The Uncertain Future
As happiness and satisfaction with telehealth has grown with clinicians and patients, questions about the future become blurrier. All of the immediate and appreciated changes from the early days of the pandemic are premised upon the existence of a public health emergency. When the emergency disappears, so do the changes.
Permanent changes have been relatively few and far between. A handful of private payors announced that pandemic driven reimbursement changes for telehealth (specifically co-equal reimbursement) would remain, but those announcements have not occurred in many places. Regulatory or legislative action has also been sparse. In New England for example, one state enacted a law to keep the changes in place until March 2021 while two other states adopted legislation or regulations to only permanently expand portions of the changes.
The lack of concrete action leaves the future in limbo.
Glimmers of Change
While widespread action on telehealth has not yet occurred, the finalization of the 2021 Medicare Physician Fee Schedule (the 2021 PFS) could be a spur and acted as an opportunity for a call to action. The 2021 PFS included specific permanent expansion of some telehealth coverage. The 2021 PFS also modified RPM to a degree, but not necessarily as much as commenters would have preferred. The argument from the Centers for Medicare and Medicaid Services (CMS) is that it took as much action as it could. While the changes build in telehealth coverage not premised upon the pandemic, the scope of the changes is also not nearly was broad-based as the pandemic drive changes.

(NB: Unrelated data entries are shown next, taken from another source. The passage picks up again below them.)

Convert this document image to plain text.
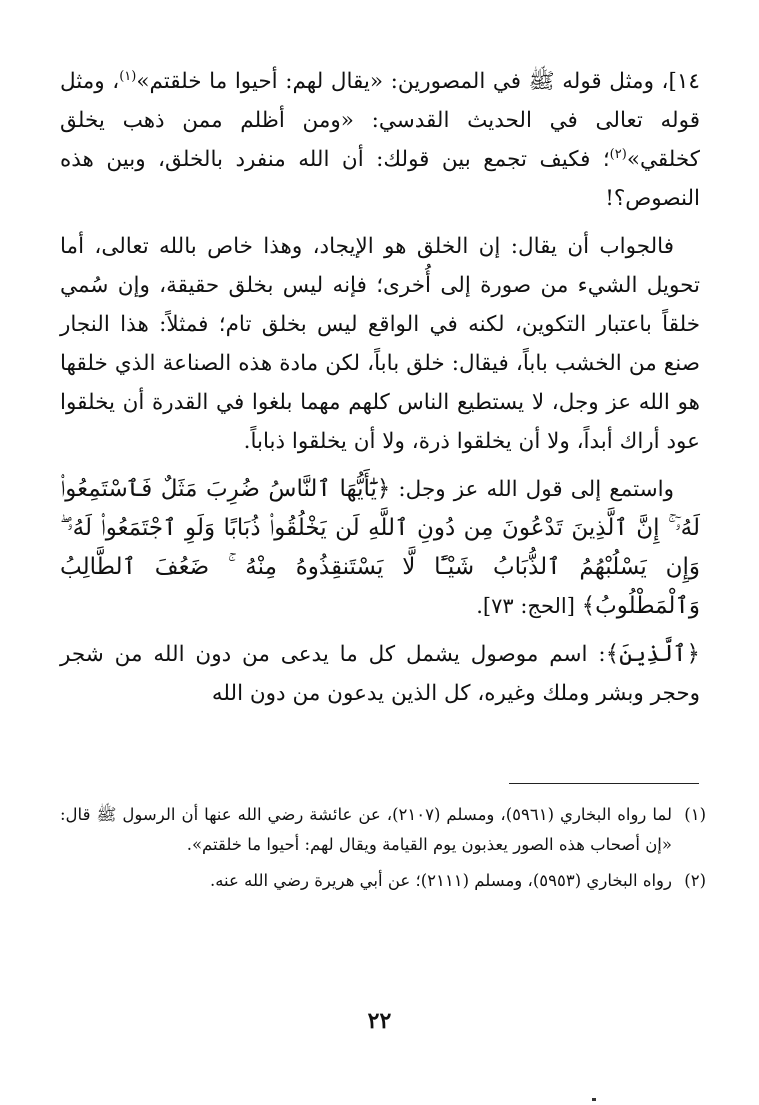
١٤]، ومثل قوله ﷺ في المصورين: «يقال لهم: أحيوا ما خلقتم»$^{(١)}$، ومثل قوله تعالى في الحديث القدسي: «ومن أظلم ممن ذهب يخلق كخلقي»$^{(٢)}$؛ فكيف تجمع بين قولك: أن الله منفرد بالخلق، وبين هذه النصوص؟!

فالجواب أن يقال: إن الخلق هو الإيجاد، وهذا خاص بالله تعالى، أما تحويل الشيء من صورة إلى أُخرى؛ فإنه ليس بخلق حقيقة، وإن سُمي خلقاً باعتبار التكوين، لكنه في الواقع ليس بخلق تام؛ فمثلاً: هذا النجار صنع من الخشب باباً، فيقال: خلق باباً، لكن مادة هذه الصناعة الذي خلقها هو الله عز وجل، لا يستطيع الناس كلهم مهما بلغوا في القدرة أن يخلقوا عود أراك أبداً، ولا أن يخلقوا ذرة، ولا أن يخلقوا ذباباً.

واستمع إلى قول الله عز وجل: ﴿يَٰٓأَيُّهَا ٱلنَّاسُ ضُرِبَ مَثَلٌ فَٱسْتَمِعُوا۟ لَهُۥٓ ۚ إِنَّ ٱلَّذِينَ تَدْعُونَ مِن دُونِ ٱللَّهِ لَن يَخْلُقُوا۟ ذُبَابًا وَلَوِ ٱجْتَمَعُوا۟ لَهُۥ ۖ وَإِن يَسْلُبْهُمُ ٱلذُّبَابُ شَيْـًٔا لَّا يَسْتَنقِذُوهُ مِنْهُ ۚ ضَعُفَ ٱلطَّالِبُ وَٱلْمَطْلُوبُ﴾ [الحج: ٧٣].

﴿ٱلَّذِينَ﴾: اسم موصول يشمل كل ما يدعى من دون الله من شجر وحجر وبشر وملك وغيره، كل الذين يدعون من دون الله

(١)
لما رواه البخاري (٥٩٦١)، ومسلم (٢١٠٧)، عن عائشة رضي الله عنها أن الرسول ﷺ قال: «إن أصحاب هذه الصور يعذبون يوم القيامة ويقال لهم: أحيوا ما خلقتم».

(٢)
رواه البخاري (٥٩٥٣)، ومسلم (٢١١١)؛ عن أبي هريرة رضي الله عنه.

٢٢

As noted already, some states and private payors have taken steps to permanently cover and expand telehealth. However, as often happens, if Medicare expands and sets a new baseline, then others will follow. That is the natural consequence of Medicare being one of the biggest payors in the United States and being able to create somewhat clearer guidelines on a national basis. This is demonstrated by states and private payors referring back to Medicare requirements in plan documents and coverage guidance.
However, CMS asserted that it took as much action as it could absent legislative change. The statement that legislative change is needed is likely accurate and demonstrates why more still needs to be done. The hands of regulators can be tied by current statutes, some of which do not permit adoption of telehealth related policies. If statutes are not in the right place, then legislators must take up bills to make the high level change that is then translated intro regulatory change.
While CMS mentioned Congress, the same is true of the states too. Laws in the states vary when it comes to coverage requirements, both in scope of services and reimbursement levels. The need for both levels of action cannot be ignored or forgotten.
What comes next will be determined by the collective will of all involved. Will the pre-pandemic status quo be allowed to snap back into place, or will reports of all wanting telehealth changes to be permanent result in permanent action? While time will tell, influence can be exerted by focusing on the issue, discussing at all levels, and reminding those that need to act why action is needed.